Through an examination of Gravissimum educationis, the Vatican II Declaration on Christian Education, as well as key post-conciliar documents on Catholic schools, this course facilitates the formation of a Catholic educational philosophy within the teacher and the school. Key themes include characteristics of a Catholic school, formation of personnel, implications for the curriculum, intercultural dialogue, and the service of the common good.
Students will examine significant periods, figures and texts in the history of catechetics, particularly as this came to be expressed in the Western tradition. Topics include: the classical paideia and its impact on formation of early Christian education and catechesis; the development of catechetical schools; the development of the Creeds; the development and features of the catechumenal model; monastic and cathedral schools in the Carolingian period; liturgy, culture and catechesis in the medieval period; the history of catechisms, with a highlight on the Roman catechism; catechetical movements in the twentieth century; the pivotal importance of Vatican II and trends and movements in post Vatican II catechetics. Students study the catechetical importance of certain perennial texts, including Clement of Alexandria, Paedagogus; Ambrose: de Mysteriis; de Saramentis; Cyril of Jerusalem; Catechetical Lectures; Augustine; De catechizandis rudibus; De doctrina Christiana.

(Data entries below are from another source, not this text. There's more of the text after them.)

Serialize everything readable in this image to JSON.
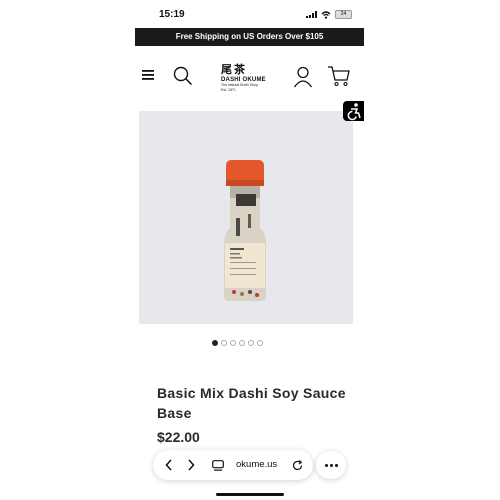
{
  "status_bar": {
    "time": "15:19",
    "battery": "24"
  },
  "banner": {
    "text": "Free Shipping on US Orders Over $105"
  },
  "header": {
    "logo_kanji": "尾茶",
    "logo_brand": "DASHI OKUME",
    "logo_tagline": "The Natural Broth Shop",
    "logo_est": "Est. 1871"
  },
  "product": {
    "title": "Basic Mix Dashi Soy Sauce Base",
    "price": "$22.00",
    "image_count": 6,
    "active_image": 0
  },
  "browser": {
    "url": "okume.us"
  },
  "colors": {
    "banner_bg": "#1b1b1b",
    "cap": "#e2572b",
    "image_bg": "#e6e8ec"
  }
}
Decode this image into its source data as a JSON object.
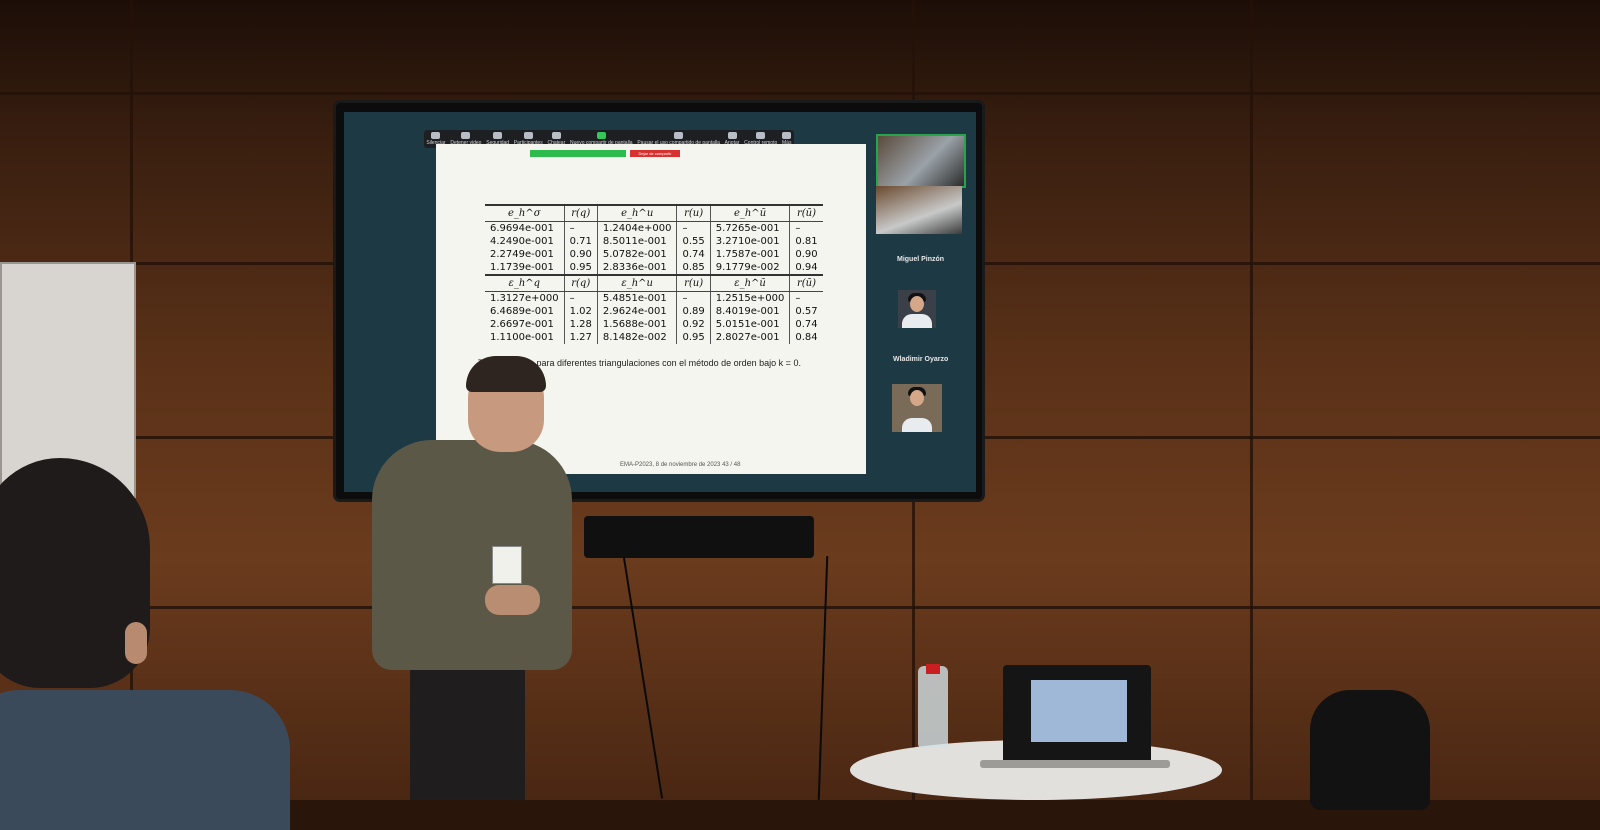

This course will provide a survey of leadership, administrative, management, personal and public relations, policy, legal (civil and canonical), and professional development topics from a gospel perspective for the purpose of facilitating a successful transition to a parish or diocesan position within the Church. It will also explore the mind of the Church and best practices in the variety of catechetical disciplines found in the field today. Specifically it will include discussion of adult catechesis, family catechesis, youth ministry, campus ministry, Catholic schools, parish school of religion, DRE/catechist training, textbook evaluations, chastity education, and catechumenal ministry.